Pour les autorités, le potentiel sportif du Tchad demeure considérable, mais il souffre d’un manque d’organisation et d’accompagnement. Les jeunes joueurs présents dans les provinces, les quartiers, les établissements scolaires ou encore les compétitions locales constituent un réservoir de talents encore insuffisamment exploité. L’enjeu consiste désormais à mettre en place un dispositif permanent d’identification, de formation et de suivi afin d’assurer une relève de qualité.
Cette stratégie repose également sur un renforcement des structures d’encadrement. Le ministère entend améliorer la formation des entraîneurs, des arbitres, des éducateurs et des dirigeants sportifs afin de bâtir un environnement plus professionnel. L’objectif est de créer une chaîne de développement cohérente où chaque niveau contribue à l’émergence de joueurs capables d’évoluer au plus haut niveau.
La question des infrastructures a également occupé une place importante dans les échanges. Le gouvernement rappelle avoir engagé d’importants investissements dans la construction et la réhabilitation de plusieurs stades à travers le pays. Toutefois, Naïr Abakar estime que ces équipements ne doivent pas être considérés comme une fin en soi. Leur véritable utilité réside dans leur capacité à accueillir régulièrement des compétitions, favoriser l’activité des clubs et stimuler la pratique sportive sur l’ensemble du territoire.
Le retour à l’exploitation du stade Idriss Mahamat Ouya s’inscrit dans cette logique. Plus qu’une simple réouverture, cette infrastructure est appelée à redevenir un véritable moteur du football national, capable d’offrir aux clubs et aux sélections un cadre adapté à la compétition.
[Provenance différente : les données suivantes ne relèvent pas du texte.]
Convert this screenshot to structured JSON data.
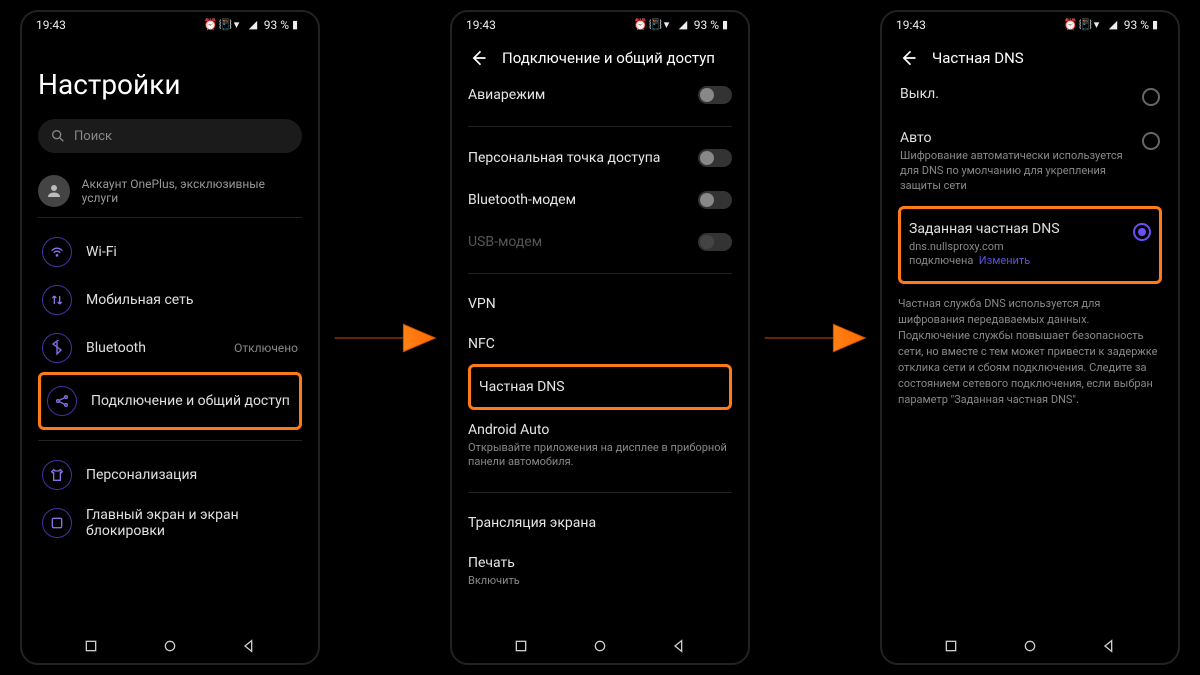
{
  "statusbar": {
    "time": "19:43",
    "battery": "93 %"
  },
  "screen1": {
    "title": "Настройки",
    "search_placeholder": "Поиск",
    "account": "Аккаунт OnePlus, эксклюзивные услуги",
    "items": {
      "wifi": "Wi-Fi",
      "mobile": "Мобильная сеть",
      "bluetooth": "Bluetooth",
      "bluetooth_status": "Отключено",
      "connectivity": "Подключение и общий доступ",
      "personalization": "Персонализация",
      "homescreen": "Главный экран и экран блокировки"
    }
  },
  "screen2": {
    "header": "Подключение и общий доступ",
    "airplane": "Авиарежим",
    "hotspot": "Персональная точка доступа",
    "bt_tether": "Bluetooth-модем",
    "usb_tether": "USB-модем",
    "vpn": "VPN",
    "nfc": "NFC",
    "private_dns": "Частная DNS",
    "android_auto": "Android Auto",
    "android_auto_sub": "Открывайте приложения на дисплее в приборной панели автомобиля.",
    "cast": "Трансляция экрана",
    "print": "Печать",
    "print_sub": "Включить"
  },
  "screen3": {
    "header": "Частная DNS",
    "off": "Выкл.",
    "auto": "Авто",
    "auto_sub": "Шифрование автоматически используется для DNS по умолчанию для укрепления защиты сети",
    "designated": "Заданная частная DNS",
    "designated_sub_host": "dns.nullsproxy.com подключена",
    "designated_edit": "Изменить",
    "description": "Частная служба DNS используется для шифрования передаваемых данных. Подключение службы повышает безопасность сети, но вместе с тем может привести к задержке отклика сети и сбоям подключения. Следите за состоянием сетевого подключения, если выбран параметр \"Заданная частная DNS\"."
  },
  "colors": {
    "highlight": "#ff7a18",
    "accent": "#6a4ff5"
  }
}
Le ministre a également insisté sur la nécessité de restructurer le championnat national. Selon lui, la compétitivité des Sao dépend directement de la qualité des compétitions locales. Des clubs mieux organisés, un calendrier sportif respecté, une gouvernance plus transparente, des infrastructures fonctionnelles ainsi qu’une implication accrue des partenaires privés constituent les principaux leviers d’une professionnalisation durable.
Dans cette perspective, les subventions publiques destinées aux clubs seront désormais accordées selon des critères de performance et de bonne gouvernance. Les structures sportives devront notamment démontrer leur engagement dans la formation des jeunes, leur participation effective aux compétitions officielles, leur conformité administrative ainsi que leur respect des exigences de transparence financière.
Au-delà des annonces, cette intervention devant le Sénat traduit la volonté des pouvoirs publics de replacer le sport parmi les priorités nationales. Si les ambitions affichées sont importantes, leur réussite dépendra désormais de la capacité des différents acteurs à transformer ces engagements en réalisations concrètes.
Dans un contexte où la jeunesse nourrit de fortes attentes envers le football, cette nouvelle orientation pourrait constituer le point de départ d’une reconstruction longtemps réclamée. Reste désormais à faire de cette feuille de route une réalité sur les terrains, afin que le football tchadien retrouve progressivement sa crédibilité et son rayonnement sur la scène africaine.